In 1961, Mario Cavagnaro, the head of the "Sono Radio" record label, proposed an album compiling Granda's best compositions. The album was titled "Lo mejor de Chabuca Granda" ("The Best of Chabuca Granda"). Granda was allowed to select her favorite interpreters to perform on the album. For "José Antonio", she chose Jesús Vásquez, known as La Reina y Señora de la Canción Criolla.

In 1967, Granda's international reputation grew following tours of the United States and South America. During this tour, she performed at times with singer-songwriter-guitarist Óscar Avilés, and the pair released an album, "Dialogando" (Iempsa, 1968), which included "José Antonio".

In the 1960s, Granda also released the album, "Voz y vena de Chabuca Granda" ("Voice and vein of Chabuca Granda"), on which she sang her own compositions, including "José Antonio".

In 1973, Granda recorded the song again for her album, "Grande De América", produced for the RCA Victor label. For the album's recording of "José Antonio", she was accompanied by Óscar Avilés on guitar and by Chucho Ferrer on organ. This version was one of four Granda songs included on RCA's 2003 compilation celebrating 100 years of Latin American folklore music, "Lo Mejor del Folklore Latinoamericano: Coleccion RCA 100 Anos de Musica".
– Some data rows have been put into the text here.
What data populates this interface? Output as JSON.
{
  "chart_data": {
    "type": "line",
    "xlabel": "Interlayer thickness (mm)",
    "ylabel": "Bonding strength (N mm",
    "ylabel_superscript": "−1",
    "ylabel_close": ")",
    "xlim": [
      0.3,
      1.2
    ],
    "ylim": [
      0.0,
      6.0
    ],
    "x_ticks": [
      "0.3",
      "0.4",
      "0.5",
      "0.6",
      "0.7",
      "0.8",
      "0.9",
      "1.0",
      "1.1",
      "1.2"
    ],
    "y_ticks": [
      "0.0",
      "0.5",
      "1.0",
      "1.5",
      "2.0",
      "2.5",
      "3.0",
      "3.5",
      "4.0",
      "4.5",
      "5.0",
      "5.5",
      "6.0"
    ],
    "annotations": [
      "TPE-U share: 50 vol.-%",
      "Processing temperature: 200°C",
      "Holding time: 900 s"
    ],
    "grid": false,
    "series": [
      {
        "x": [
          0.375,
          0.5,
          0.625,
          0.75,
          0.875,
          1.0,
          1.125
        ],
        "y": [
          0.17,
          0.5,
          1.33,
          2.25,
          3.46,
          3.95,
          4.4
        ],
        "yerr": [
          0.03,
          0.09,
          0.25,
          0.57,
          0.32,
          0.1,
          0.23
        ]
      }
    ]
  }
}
The song also appeared on Granda's albums, "Tarimba negra" (Movieplay, 1978) and "Cada canción con su razón" ("Each song with its reason") (EMI-Odeon, 1981).

The song is among Granda's most famous and has been covered by many leading Latin artists, including Chavela Vargas, Tania Libertad, Ginamaría Hidalgo, and Yamila Cafrune.

==Recognition==

In 1992, the government of Barranco dedicated the Parque Chabuca Granda, which includes statues both of Granda and of José Antonio riding a Peruvian Paso horse, as depicted in the song.

In 2017, Granda's body of musical work was declared a part of the "Patrimonio Cultural de la Nación" ("Cultural Heritage of the Nation"). "José Antonio" was one of the emblematic works named in the declaration.

In 2019, La República, one of the two major national newspapers in Peru, published its list of the six best songs of Granda that have represented Peru around the world. The list included "José Antonio". The magazine Caretas also included the song in its 2020 listing of Granda's five most emblematic songs.